1) The brain perceives a threat five times faster than a reward.

So when you call one of your team members into your office for a ‘casual chat’, perhaps it’s not surprising that they imagine the worst… How about your organisation’s approach to performance management? Do people p erceive that a threat or a reward? A threat response will reduce the capacity for insight and solution focus. Is this the state you want for your people?

2) Different regions of the brain are involved when we engage with friends and foes.

When you perceive your colleagues as competitors or enemies (and therefore invoke a ‘threat response’ – no matter how mild), you may be reducing your access to creative thought and limiting the capacity of the team.

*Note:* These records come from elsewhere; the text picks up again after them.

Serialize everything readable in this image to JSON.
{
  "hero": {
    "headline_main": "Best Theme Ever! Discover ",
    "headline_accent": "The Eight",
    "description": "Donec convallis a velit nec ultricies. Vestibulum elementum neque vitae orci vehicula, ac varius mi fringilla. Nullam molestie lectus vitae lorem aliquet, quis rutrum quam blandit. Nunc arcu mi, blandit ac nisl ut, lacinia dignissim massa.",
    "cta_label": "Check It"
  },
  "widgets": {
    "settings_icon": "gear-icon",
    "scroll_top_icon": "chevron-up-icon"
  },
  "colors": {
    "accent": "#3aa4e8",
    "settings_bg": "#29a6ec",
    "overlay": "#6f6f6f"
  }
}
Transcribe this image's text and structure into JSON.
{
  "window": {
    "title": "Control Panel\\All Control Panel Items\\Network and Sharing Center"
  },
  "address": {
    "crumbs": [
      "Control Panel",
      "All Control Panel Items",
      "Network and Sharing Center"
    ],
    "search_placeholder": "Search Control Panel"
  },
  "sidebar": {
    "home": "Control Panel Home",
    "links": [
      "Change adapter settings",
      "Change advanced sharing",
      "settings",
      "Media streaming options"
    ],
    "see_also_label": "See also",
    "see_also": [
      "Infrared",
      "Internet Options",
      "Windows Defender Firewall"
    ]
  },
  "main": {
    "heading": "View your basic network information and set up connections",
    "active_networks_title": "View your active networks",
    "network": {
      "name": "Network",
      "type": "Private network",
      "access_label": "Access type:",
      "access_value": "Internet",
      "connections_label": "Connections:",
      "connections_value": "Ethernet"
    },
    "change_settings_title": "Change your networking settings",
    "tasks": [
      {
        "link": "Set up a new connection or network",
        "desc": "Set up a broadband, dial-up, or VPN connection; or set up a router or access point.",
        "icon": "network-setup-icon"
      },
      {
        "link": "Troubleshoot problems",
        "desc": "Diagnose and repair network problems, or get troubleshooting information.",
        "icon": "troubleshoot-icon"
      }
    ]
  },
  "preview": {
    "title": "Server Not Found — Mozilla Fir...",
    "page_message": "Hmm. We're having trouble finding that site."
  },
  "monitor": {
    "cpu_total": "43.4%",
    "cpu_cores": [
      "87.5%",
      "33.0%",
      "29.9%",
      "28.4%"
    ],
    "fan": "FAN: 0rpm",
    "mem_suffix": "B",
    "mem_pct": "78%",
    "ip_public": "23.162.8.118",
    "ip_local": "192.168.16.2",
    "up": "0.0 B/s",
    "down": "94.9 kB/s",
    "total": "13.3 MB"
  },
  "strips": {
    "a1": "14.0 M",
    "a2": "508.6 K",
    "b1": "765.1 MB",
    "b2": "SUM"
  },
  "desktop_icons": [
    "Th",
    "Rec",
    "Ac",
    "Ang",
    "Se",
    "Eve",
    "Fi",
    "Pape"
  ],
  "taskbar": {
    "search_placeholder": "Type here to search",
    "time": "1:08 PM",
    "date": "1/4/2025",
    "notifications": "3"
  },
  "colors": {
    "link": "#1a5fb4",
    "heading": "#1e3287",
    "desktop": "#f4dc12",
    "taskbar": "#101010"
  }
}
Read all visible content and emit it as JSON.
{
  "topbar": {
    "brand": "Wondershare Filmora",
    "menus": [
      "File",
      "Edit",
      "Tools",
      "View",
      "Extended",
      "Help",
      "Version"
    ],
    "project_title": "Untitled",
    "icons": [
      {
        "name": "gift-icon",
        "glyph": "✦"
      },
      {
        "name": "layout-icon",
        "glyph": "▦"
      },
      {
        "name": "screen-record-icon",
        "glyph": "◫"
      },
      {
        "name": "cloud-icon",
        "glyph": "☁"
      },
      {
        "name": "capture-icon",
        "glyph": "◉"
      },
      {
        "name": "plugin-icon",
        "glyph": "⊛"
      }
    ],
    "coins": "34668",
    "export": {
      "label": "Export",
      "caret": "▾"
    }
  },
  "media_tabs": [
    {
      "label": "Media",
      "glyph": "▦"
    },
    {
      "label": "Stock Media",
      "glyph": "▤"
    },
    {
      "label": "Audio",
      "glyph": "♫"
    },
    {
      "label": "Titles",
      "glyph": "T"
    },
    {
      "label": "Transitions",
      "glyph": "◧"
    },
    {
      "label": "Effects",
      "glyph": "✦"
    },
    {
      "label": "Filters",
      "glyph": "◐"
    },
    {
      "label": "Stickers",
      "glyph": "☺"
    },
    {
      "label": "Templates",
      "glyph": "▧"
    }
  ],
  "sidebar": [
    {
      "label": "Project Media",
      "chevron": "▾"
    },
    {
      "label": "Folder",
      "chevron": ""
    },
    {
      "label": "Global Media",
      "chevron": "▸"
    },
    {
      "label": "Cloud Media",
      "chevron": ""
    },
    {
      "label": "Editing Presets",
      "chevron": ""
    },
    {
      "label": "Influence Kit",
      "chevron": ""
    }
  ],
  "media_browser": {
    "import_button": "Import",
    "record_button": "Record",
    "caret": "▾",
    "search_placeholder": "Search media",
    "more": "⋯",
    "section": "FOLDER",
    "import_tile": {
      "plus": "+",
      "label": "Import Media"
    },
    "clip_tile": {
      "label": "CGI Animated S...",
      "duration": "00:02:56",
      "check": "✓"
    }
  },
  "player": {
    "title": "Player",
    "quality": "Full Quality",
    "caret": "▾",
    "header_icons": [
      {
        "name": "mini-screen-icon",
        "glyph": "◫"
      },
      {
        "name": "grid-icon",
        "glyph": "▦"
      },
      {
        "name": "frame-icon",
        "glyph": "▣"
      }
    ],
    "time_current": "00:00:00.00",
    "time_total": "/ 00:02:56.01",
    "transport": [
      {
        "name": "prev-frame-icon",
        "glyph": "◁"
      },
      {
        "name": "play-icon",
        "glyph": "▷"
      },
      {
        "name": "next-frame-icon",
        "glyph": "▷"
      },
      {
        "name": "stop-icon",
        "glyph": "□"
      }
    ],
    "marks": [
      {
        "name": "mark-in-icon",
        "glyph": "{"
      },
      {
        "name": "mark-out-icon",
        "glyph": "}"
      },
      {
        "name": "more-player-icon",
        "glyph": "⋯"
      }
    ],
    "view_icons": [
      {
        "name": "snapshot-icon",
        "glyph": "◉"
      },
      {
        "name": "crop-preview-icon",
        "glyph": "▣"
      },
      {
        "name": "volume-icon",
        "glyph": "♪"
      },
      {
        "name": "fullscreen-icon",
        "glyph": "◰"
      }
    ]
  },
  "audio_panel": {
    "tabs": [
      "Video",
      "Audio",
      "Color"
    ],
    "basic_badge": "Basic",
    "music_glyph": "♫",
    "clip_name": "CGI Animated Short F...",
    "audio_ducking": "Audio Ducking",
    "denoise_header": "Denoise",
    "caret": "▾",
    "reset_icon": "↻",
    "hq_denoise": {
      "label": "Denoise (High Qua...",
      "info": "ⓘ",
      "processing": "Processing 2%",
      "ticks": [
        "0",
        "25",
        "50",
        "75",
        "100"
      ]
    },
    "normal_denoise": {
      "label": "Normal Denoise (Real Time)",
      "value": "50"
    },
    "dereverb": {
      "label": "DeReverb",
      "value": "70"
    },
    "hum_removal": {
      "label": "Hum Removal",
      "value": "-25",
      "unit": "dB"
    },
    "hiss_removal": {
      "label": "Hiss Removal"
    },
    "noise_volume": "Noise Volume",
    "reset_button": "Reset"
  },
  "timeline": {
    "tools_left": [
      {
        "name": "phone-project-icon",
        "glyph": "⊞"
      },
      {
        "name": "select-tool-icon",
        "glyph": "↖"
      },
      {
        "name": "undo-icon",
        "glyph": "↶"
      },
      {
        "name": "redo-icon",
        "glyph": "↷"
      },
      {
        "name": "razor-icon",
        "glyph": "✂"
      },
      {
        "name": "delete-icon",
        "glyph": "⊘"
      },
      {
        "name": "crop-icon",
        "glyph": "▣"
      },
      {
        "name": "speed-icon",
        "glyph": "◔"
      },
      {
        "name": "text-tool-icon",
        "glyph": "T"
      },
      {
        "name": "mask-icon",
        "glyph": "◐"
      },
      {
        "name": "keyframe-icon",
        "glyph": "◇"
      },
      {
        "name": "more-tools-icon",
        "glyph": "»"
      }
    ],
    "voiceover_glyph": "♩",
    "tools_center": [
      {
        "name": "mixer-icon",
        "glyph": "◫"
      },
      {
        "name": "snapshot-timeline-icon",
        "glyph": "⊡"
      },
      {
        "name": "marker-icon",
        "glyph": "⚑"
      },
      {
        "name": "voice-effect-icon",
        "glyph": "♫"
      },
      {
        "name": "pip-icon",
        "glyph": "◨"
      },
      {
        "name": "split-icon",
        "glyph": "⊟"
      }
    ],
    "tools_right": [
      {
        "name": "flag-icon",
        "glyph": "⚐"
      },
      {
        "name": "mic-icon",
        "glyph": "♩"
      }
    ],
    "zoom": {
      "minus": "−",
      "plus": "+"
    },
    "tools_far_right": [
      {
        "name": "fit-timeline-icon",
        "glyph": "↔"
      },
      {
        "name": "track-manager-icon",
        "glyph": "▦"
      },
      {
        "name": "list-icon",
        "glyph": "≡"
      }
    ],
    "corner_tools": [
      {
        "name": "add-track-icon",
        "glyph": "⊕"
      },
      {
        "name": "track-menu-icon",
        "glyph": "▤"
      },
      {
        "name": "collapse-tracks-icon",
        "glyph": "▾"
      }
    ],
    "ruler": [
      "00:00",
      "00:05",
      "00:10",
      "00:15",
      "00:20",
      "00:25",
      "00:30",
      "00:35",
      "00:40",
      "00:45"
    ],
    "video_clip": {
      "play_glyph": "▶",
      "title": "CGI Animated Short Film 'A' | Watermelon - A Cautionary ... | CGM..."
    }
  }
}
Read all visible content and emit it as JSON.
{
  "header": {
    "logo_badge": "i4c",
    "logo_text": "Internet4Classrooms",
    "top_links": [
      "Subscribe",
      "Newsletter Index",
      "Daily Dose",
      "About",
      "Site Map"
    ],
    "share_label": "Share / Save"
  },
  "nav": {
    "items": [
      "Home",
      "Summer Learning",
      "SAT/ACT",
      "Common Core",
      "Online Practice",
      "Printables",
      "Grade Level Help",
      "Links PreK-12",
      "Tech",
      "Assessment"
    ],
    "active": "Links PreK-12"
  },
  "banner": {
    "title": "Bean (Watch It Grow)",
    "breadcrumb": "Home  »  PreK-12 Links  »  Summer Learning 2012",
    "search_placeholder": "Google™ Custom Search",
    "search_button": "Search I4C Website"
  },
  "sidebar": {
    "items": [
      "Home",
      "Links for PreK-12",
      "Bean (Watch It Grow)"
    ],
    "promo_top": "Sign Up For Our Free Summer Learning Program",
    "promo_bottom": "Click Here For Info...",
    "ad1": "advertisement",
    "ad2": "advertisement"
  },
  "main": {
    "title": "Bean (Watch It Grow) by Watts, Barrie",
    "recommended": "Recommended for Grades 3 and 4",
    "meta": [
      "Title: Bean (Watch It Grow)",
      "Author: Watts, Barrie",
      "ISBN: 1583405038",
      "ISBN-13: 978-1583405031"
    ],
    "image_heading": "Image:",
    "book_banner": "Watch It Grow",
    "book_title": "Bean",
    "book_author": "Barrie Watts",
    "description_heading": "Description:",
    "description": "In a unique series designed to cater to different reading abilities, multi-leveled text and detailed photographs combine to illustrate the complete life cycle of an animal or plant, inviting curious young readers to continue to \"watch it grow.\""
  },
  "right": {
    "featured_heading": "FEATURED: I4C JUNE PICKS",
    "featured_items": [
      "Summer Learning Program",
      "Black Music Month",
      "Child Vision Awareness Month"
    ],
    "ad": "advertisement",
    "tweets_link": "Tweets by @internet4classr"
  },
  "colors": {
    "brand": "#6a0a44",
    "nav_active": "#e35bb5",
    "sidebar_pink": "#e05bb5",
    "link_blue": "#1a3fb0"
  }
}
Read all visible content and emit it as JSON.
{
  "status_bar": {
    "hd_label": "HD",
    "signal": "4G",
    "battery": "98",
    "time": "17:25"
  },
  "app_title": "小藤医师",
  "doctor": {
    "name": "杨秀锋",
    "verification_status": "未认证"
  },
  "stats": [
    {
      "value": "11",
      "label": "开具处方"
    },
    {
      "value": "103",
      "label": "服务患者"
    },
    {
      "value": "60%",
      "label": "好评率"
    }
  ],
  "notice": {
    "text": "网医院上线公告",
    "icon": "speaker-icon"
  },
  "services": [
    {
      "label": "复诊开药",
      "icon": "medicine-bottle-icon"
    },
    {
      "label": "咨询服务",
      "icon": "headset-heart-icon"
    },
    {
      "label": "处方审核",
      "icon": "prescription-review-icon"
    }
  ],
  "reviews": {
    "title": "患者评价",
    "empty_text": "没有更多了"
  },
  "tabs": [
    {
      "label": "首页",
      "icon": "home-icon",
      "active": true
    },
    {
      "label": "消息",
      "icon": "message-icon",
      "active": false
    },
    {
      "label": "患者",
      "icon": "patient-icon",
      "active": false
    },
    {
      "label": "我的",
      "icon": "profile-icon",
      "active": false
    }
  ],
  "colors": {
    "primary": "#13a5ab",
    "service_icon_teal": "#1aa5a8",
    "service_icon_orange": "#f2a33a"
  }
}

3) Trust releases oxytocin that calms the amygdala.

The amygdala is responsible for your fight-flight-freeze response. You may have heard the term “amygdala hijack”? This describes an immediate and overwhelming emotional response out of proportion to the actual stimulus.The hormone oxytocin has been associated with decreased amygdala activation, and is stimulated by trust. In times of change or uncertainty, the greater the trust in the team, the more willing and able people will be to follow you.

Developing and maintaining trust is critical in becoming an extraordinary team or organisation. Intuitively we know this…

What are you doing as a leader, deliberately or inadvertently, to build or break down trust?